CNN.com reported that violence spread from Falluja to the cities of Baghdad, Baquba, and Mosul Nov. 12.

In Baghdad, insurgents shot down a UH-60 Black Hawk helicopter, injuring three of the four troops on board. Northeast of Baghdad, in Baquba, insurgents clashed with Iraqi police forces. Two Iraqi police officers and two Iraqi civilians were wounded. In Mosul, U.S. and Iraqi forces withstood hit-and-run attacks.

George Guo, a professor of political science at the college, said that the United States is feeling challenged to establish order in time for the elections scheduled to take place in January.

Mohammed Algilany, an Iraqi-American senior at UNCG, says he does not put much stock in those elections.

“I don’t really know if it’ll help,” he said. “They banned a lot of groups from participating. A lot of those groups really do represent the people. It’s the government trying to silence any sign of opposition. They don’t have any connection to the people in Iraq. Most of them were expatriates for the last 25 years.”

Algilany suggested that the United States leave, and give the Iraqi people more control over the government.

“With the exception of the Kurds, and a fairly large population of the Shiites in the south, Iraqis are against (the interim Iraqi) government,” Algilany said. “They view this as an occupation. They view (the U.S. and Iraqi governments) as one and the same.”

Algilany is also unhappy with Allawi, who, after being forced into exile by Saddam Hussein, lived outside Iraq for over 30 years.

“My mother went to medical school with him,” he said. “Allawi was a terrible student. His wife would take notes for him.”

CCE junior Fenita Short said she also believes the United States should step back. “Nobody wins in war,” she said. “I think the troops should come home.”

Guo disagrees. “That’s not a good idea either,” he said. “That’s not responsibility.”

Robert Duncan, another professor of political science at the college, concurred. “You can’t undo what’s been done,” he said. “The least you can do is make things right before you leave.”

However, Duncan said he senses that the conflict in Iraq is a no-win situation.

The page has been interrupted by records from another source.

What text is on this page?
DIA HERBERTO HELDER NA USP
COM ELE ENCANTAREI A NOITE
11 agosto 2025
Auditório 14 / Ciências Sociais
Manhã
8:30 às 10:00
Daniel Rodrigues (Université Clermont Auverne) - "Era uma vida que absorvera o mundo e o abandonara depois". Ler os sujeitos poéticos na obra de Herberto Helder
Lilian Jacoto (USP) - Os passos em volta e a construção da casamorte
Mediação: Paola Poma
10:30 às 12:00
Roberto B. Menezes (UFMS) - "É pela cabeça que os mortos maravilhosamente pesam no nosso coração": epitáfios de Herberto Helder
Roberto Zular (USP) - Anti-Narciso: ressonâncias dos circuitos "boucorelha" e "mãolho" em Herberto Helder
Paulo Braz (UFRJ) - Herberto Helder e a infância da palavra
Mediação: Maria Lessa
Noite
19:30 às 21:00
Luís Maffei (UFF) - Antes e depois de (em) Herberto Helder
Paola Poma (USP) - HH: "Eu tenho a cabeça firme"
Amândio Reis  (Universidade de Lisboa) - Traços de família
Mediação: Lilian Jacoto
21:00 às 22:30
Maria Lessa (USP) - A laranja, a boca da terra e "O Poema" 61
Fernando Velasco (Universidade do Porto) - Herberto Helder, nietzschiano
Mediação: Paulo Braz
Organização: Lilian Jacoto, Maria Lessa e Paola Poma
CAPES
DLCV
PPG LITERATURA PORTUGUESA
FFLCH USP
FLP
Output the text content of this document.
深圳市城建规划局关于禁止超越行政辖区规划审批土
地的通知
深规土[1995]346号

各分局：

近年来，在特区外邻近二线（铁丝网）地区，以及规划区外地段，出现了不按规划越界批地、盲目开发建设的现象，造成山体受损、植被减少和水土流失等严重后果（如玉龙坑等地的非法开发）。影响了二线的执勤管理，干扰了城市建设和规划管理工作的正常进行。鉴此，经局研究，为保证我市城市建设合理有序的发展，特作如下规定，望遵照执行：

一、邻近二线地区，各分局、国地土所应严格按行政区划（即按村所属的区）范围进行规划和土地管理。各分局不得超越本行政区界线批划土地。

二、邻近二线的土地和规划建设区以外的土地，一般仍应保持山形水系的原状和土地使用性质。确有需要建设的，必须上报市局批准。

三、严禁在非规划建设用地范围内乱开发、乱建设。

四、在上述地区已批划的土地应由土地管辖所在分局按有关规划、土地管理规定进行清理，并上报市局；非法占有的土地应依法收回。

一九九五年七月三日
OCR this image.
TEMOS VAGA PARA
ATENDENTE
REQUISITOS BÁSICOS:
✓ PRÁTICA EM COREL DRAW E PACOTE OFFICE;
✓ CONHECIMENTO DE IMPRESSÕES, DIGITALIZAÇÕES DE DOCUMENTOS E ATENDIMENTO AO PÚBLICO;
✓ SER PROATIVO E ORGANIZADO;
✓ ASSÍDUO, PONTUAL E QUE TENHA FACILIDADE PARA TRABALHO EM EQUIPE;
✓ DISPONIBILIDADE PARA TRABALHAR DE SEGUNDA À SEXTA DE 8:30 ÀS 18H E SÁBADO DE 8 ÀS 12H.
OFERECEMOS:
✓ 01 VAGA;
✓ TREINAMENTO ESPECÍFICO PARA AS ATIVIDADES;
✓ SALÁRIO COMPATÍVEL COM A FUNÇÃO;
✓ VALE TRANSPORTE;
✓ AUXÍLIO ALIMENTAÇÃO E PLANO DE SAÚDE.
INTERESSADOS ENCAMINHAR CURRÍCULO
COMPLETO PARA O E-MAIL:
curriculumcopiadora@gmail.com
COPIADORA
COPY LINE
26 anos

He foresees a power struggle between rival factions if the United States pulls out of the country, but believes that the continued U.S. presence is a lightning rod for anti-American sentiment.

“I don’t know what the answer is on that,” he sighed, with tears in his eyes. “I empathize, and my heart breaks. (Iraqi civilians) are put in a kind of situation that makes me angry. I can only feel their hurt and their pain.”

Twenty months after President George W. Bush declared an end to major combat operations in Iraq, violence still rocks the country.

“I am getting used to the bombardment,” a Falluja resident told the BBC. “I have learned to sleep through the noise – the smaller bombs no longer bother me.”